FIG. 10 is a plot of the isomer yield versus temperature for n-dodecane hydroisomerization over the constrained domain catalyst prepared in example 4 of the present invention.
Detailed Description
The technical solution of the present invention will be described in detail with reference to examples.
Example 1
The microporous template agent is di-n-propylamine, di-n-propylamine and reaction raw material phosphoric acid are used for forming di-n-propylamine phosphate before reaction, and the reaction molar ratio of di-n-propylamine to phosphoric acid is 1:1.0-1: 1.2.

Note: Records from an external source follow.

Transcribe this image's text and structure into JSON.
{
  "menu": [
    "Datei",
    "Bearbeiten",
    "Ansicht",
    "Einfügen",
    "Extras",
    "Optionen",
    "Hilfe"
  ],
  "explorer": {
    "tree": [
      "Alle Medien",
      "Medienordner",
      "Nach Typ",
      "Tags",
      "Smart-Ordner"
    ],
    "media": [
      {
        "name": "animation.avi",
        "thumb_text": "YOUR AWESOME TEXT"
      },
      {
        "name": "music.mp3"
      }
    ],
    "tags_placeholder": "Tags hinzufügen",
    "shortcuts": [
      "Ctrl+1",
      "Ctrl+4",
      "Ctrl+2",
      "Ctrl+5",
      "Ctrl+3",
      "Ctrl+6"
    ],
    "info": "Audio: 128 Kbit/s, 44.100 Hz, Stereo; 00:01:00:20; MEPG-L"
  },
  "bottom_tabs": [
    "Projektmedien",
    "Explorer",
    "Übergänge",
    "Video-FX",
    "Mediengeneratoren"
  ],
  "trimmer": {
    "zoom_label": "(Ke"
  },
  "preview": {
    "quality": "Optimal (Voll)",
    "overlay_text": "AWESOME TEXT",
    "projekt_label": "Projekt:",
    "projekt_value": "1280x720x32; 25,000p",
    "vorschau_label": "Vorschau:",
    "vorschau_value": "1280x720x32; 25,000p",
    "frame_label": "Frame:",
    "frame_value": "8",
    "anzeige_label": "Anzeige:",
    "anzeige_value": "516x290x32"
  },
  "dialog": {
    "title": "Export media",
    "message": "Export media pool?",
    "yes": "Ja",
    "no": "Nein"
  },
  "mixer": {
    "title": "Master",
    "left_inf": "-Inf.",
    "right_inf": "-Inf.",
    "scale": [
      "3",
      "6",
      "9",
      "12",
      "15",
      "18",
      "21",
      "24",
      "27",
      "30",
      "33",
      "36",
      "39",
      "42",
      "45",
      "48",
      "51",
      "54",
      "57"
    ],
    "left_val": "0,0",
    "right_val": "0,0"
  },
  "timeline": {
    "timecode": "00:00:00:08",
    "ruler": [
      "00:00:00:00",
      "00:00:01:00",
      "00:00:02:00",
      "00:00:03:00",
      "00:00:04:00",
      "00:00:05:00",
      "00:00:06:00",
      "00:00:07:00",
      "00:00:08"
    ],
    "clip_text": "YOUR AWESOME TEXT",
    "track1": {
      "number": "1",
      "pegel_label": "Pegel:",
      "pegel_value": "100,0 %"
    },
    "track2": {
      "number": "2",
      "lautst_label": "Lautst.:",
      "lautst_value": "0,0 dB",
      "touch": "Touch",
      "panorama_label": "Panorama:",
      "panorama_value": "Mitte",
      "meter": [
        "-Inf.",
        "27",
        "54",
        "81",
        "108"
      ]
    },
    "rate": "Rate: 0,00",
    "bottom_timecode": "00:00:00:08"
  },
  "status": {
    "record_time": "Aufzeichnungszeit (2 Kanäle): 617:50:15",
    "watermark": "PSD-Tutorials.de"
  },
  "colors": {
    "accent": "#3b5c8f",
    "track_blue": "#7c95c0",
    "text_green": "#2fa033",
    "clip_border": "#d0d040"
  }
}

1.05mL of H with a concentration of 0.245mol/L2PtCl6Dipping the solution on 0.25g of white carbon black, dipping for 24h at room temperature, drying and sintering to obtain Pt/SiO2. Mixing Pt with SiO2Mixing with 2.912g of pseudo-boehmite, 6.28g of di-n-propylamine phosphate and 0.283g of graphene oxide, grinding for 10 minutes, putting the obtained powder into a reaction kettle, carrying out crystallization reaction at the temperature of 200 ℃ for 24 hours, carrying out centrifugal washing on the obtained product, drying at the temperature of 80 ℃ and roasting at the temperature of 600 ℃ in air atmosphere for 6 hours to obtain the final catalyst product. The obtained product is named as Pt/SAPO-11-B-0.03 GO.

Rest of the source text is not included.